The Feast of Christ the King
The Feast of Christ the King

"That in the name of Jesus every knee should bow, of those that are in Heaven, on earth and under the earth: And that every tongue should confess that the Lord Jesus Christ is in the glory of God the Father.”—Philippians 2:10-11

The Feast of Christ the King celebrates the all-embracing authority of Christ as Lord and King of the universe. The feast is celebrated on the final Sunday of the liturgical year, the Sunday before Advent.

The earliest Christians identified Jesus with the long predicted Messiah of the Jews. In fact, the word “messiah” and “Christ” both mean “anointed one,” and were used to refer to the king who was to come deliver Israel from the hands of the Romans. However, Christ the Messiah came to free all people from sin and death and was not the earthly king that the people expected.

Christians have long celebrated Jesus as Christ, Messiah and his reign as King throughout the liturgical year. We have the preparation time of Advent and awaiting His second coming; Christmas (the Magi asked “Where is this newborn king of the Jews.” Mt 2:2); Easter (Christ was put to death labeled the king of the Jews) and Ascension when Christ returns to the heavenly kingdom in glory.

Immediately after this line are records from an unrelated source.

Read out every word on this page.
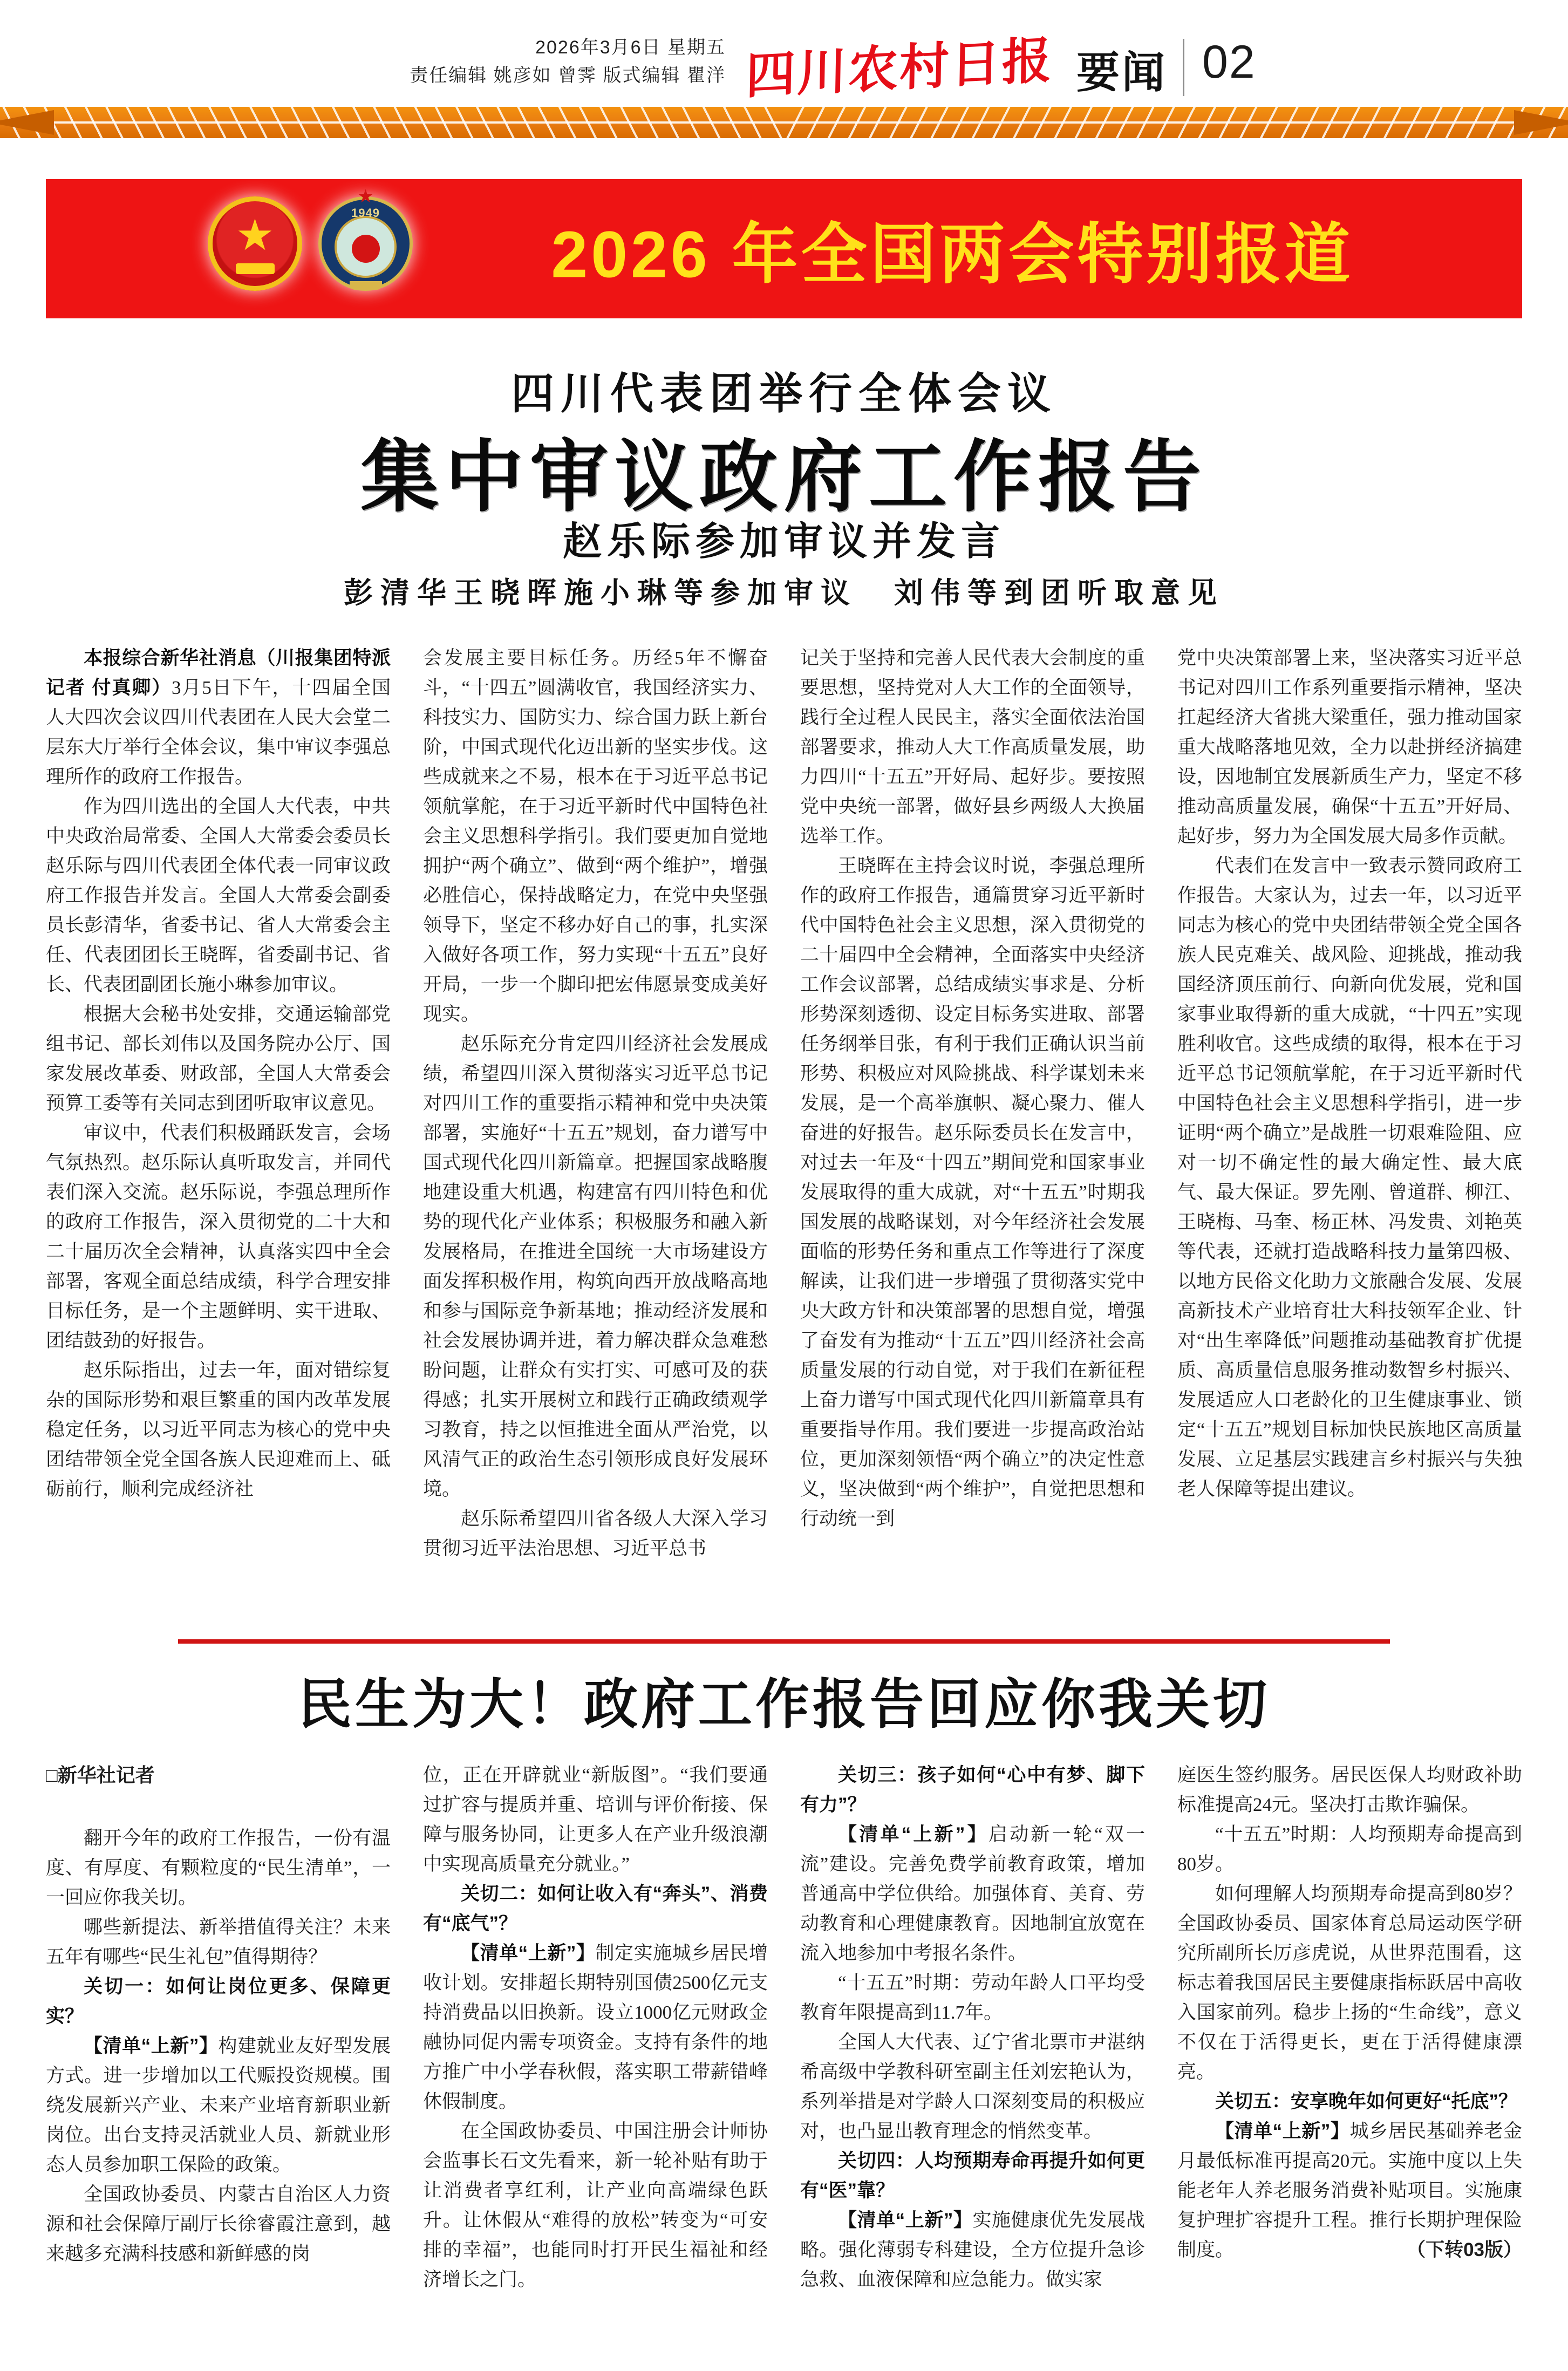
2026年3月6日 星期五
责任编辑 姚彦如 曾霁 版式编辑 瞿洋 四川农村日报 要闻 02
★
★
1949
2026 年全国两会特别报道
四川代表团举行全体会议
集中审议政府工作报告
赵乐际参加审议并发言
彭清华王晓晖施小琳等参加审议　刘伟等到团听取意见

本报综合新华社消息（川报集团特派记者 付真卿）3月5日下午，十四届全国人大四次会议四川代表团在人民大会堂二层东大厅举行全体会议，集中审议李强总理所作的政府工作报告。

作为四川选出的全国人大代表，中共中央政治局常委、全国人大常委会委员长赵乐际与四川代表团全体代表一同审议政府工作报告并发言。全国人大常委会副委员长彭清华，省委书记、省人大常委会主任、代表团团长王晓晖，省委副书记、省长、代表团副团长施小琳参加审议。

根据大会秘书处安排，交通运输部党组书记、部长刘伟以及国务院办公厅、国家发展改革委、财政部，全国人大常委会预算工委等有关同志到团听取审议意见。

审议中，代表们积极踊跃发言，会场气氛热烈。赵乐际认真听取发言，并同代表们深入交流。赵乐际说，李强总理所作的政府工作报告，深入贯彻党的二十大和二十届历次全会精神，认真落实四中全会部署，客观全面总结成绩，科学合理安排目标任务，是一个主题鲜明、实干进取、团结鼓劲的好报告。

赵乐际指出，过去一年，面对错综复杂的国际形势和艰巨繁重的国内改革发展稳定任务，以习近平同志为核心的党中央团结带领全党全国各族人民迎难而上、砥砺前行，顺利完成经济社

会发展主要目标任务。历经5年不懈奋斗，“十四五”圆满收官，我国经济实力、科技实力、国防实力、综合国力跃上新台阶，中国式现代化迈出新的坚实步伐。这些成就来之不易，根本在于习近平总书记领航掌舵，在于习近平新时代中国特色社会主义思想科学指引。我们要更加自觉地拥护“两个确立”、做到“两个维护”，增强必胜信心，保持战略定力，在党中央坚强领导下，坚定不移办好自己的事，扎实深入做好各项工作，努力实现“十五五”良好开局，一步一个脚印把宏伟愿景变成美好现实。

赵乐际充分肯定四川经济社会发展成绩，希望四川深入贯彻落实习近平总书记对四川工作的重要指示精神和党中央决策部署，实施好“十五五”规划，奋力谱写中国式现代化四川新篇章。把握国家战略腹地建设重大机遇，构建富有四川特色和优势的现代化产业体系；积极服务和融入新发展格局，在推进全国统一大市场建设方面发挥积极作用，构筑向西开放战略高地和参与国际竞争新基地；推动经济发展和社会发展协调并进，着力解决群众急难愁盼问题，让群众有实打实、可感可及的获得感；扎实开展树立和践行正确政绩观学习教育，持之以恒推进全面从严治党，以风清气正的政治生态引领形成良好发展环境。

赵乐际希望四川省各级人大深入学习贯彻习近平法治思想、习近平总书

记关于坚持和完善人民代表大会制度的重要思想，坚持党对人大工作的全面领导，践行全过程人民民主，落实全面依法治国部署要求，推动人大工作高质量发展，助力四川“十五五”开好局、起好步。要按照党中央统一部署，做好县乡两级人大换届选举工作。

王晓晖在主持会议时说，李强总理所作的政府工作报告，通篇贯穿习近平新时代中国特色社会主义思想，深入贯彻党的二十届四中全会精神，全面落实中央经济工作会议部署，总结成绩实事求是、分析形势深刻透彻、设定目标务实进取、部署任务纲举目张，有利于我们正确认识当前形势、积极应对风险挑战、科学谋划未来发展，是一个高举旗帜、凝心聚力、催人奋进的好报告。赵乐际委员长在发言中，对过去一年及“十四五”期间党和国家事业发展取得的重大成就，对“十五五”时期我国发展的战略谋划，对今年经济社会发展面临的形势任务和重点工作等进行了深度解读，让我们进一步增强了贯彻落实党中央大政方针和决策部署的思想自觉，增强了奋发有为推动“十五五”四川经济社会高质量发展的行动自觉，对于我们在新征程上奋力谱写中国式现代化四川新篇章具有重要指导作用。我们要进一步提高政治站位，更加深刻领悟“两个确立”的决定性意义，坚决做到“两个维护”，自觉把思想和行动统一到

党中央决策部署上来，坚决落实习近平总书记对四川工作系列重要指示精神，坚决扛起经济大省挑大梁重任，强力推动国家重大战略落地见效，全力以赴拼经济搞建设，因地制宜发展新质生产力，坚定不移推动高质量发展，确保“十五五”开好局、起好步，努力为全国发展大局多作贡献。

代表们在发言中一致表示赞同政府工作报告。大家认为，过去一年，以习近平同志为核心的党中央团结带领全党全国各族人民克难关、战风险、迎挑战，推动我国经济顶压前行、向新向优发展，党和国家事业取得新的重大成就，“十四五”实现胜利收官。这些成绩的取得，根本在于习近平总书记领航掌舵，在于习近平新时代中国特色社会主义思想科学指引，进一步证明“两个确立”是战胜一切艰难险阻、应对一切不确定性的最大确定性、最大底气、最大保证。罗先刚、曾道群、柳江、王晓梅、马奎、杨正林、冯发贵、刘艳英等代表，还就打造战略科技力量第四极、以地方民俗文化助力文旅融合发展、发展高新技术产业培育壮大科技领军企业、针对“出生率降低”问题推动基础教育扩优提质、高质量信息服务推动数智乡村振兴、发展适应人口老龄化的卫生健康事业、锁定“十五五”规划目标加快民族地区高质量发展、立足基层实践建言乡村振兴与失独老人保障等提出建议。

民生为大！政府工作报告回应你我关切

□新华社记者

翻开今年的政府工作报告，一份有温度、有厚度、有颗粒度的“民生清单”，一一回应你我关切。

哪些新提法、新举措值得关注？未来五年有哪些“民生礼包”值得期待？

关切一：如何让岗位更多、保障更实？

【清单“上新”】构建就业友好型发展方式。进一步增加以工代赈投资规模。围绕发展新兴产业、未来产业培育新职业新岗位。出台支持灵活就业人员、新就业形态人员参加职工保险的政策。

全国政协委员、内蒙古自治区人力资源和社会保障厅副厅长徐睿霞注意到，越来越多充满科技感和新鲜感的岗

位，正在开辟就业“新版图”。“我们要通过扩容与提质并重、培训与评价衔接、保障与服务协同，让更多人在产业升级浪潮中实现高质量充分就业。”

关切二：如何让收入有“奔头”、消费有“底气”？

【清单“上新”】制定实施城乡居民增收计划。安排超长期特别国债2500亿元支持消费品以旧换新。设立1000亿元财政金融协同促内需专项资金。支持有条件的地方推广中小学春秋假，落实职工带薪错峰休假制度。

在全国政协委员、中国注册会计师协会监事长石文先看来，新一轮补贴有助于让消费者享红利，让产业向高端绿色跃升。让休假从“难得的放松”转变为“可安排的幸福”，也能同时打开民生福祉和经济增长之门。

关切三：孩子如何“心中有梦、脚下有力”？

【清单“上新”】启动新一轮“双一流”建设。完善免费学前教育政策，增加普通高中学位供给。加强体育、美育、劳动教育和心理健康教育。因地制宜放宽在流入地参加中考报名条件。

“十五五”时期：劳动年龄人口平均受教育年限提高到11.7年。

全国人大代表、辽宁省北票市尹湛纳希高级中学教科研室副主任刘宏艳认为，系列举措是对学龄人口深刻变局的积极应对，也凸显出教育理念的悄然变革。

关切四：人均预期寿命再提升如何更有“医”靠？

【清单“上新”】实施健康优先发展战略。强化薄弱专科建设，全方位提升急诊急救、血液保障和应急能力。做实家

庭医生签约服务。居民医保人均财政补助标准提高24元。坚决打击欺诈骗保。

“十五五”时期：人均预期寿命提高到80岁。

如何理解人均预期寿命提高到80岁？全国政协委员、国家体育总局运动医学研究所副所长厉彦虎说，从世界范围看，这标志着我国居民主要健康指标跃居中高收入国家前列。稳步上扬的“生命线”，意义不仅在于活得更长，更在于活得健康漂亮。

关切五：安享晚年如何更好“托底”？

【清单“上新”】城乡居民基础养老金月最低标准再提高20元。实施中度以上失能老年人养老服务消费补贴项目。实施康复护理扩容提升工程。推行长期护理保险制度。	（下转03版）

In 1925, Pope Pius XI instituted the Feast of Christ the King (encyclical Quas Primas) to specifically commemorate His Kingship. Pope Pius was concerned about the growing secularism in the world and wanted to focus the Church on Christ’s authority. His hope was that the faithful would gain strength and courage from the celebration of the feast, as we are reminded that Christ must reign in our hearts, minds, wills and bodies (Quas Primas, 33).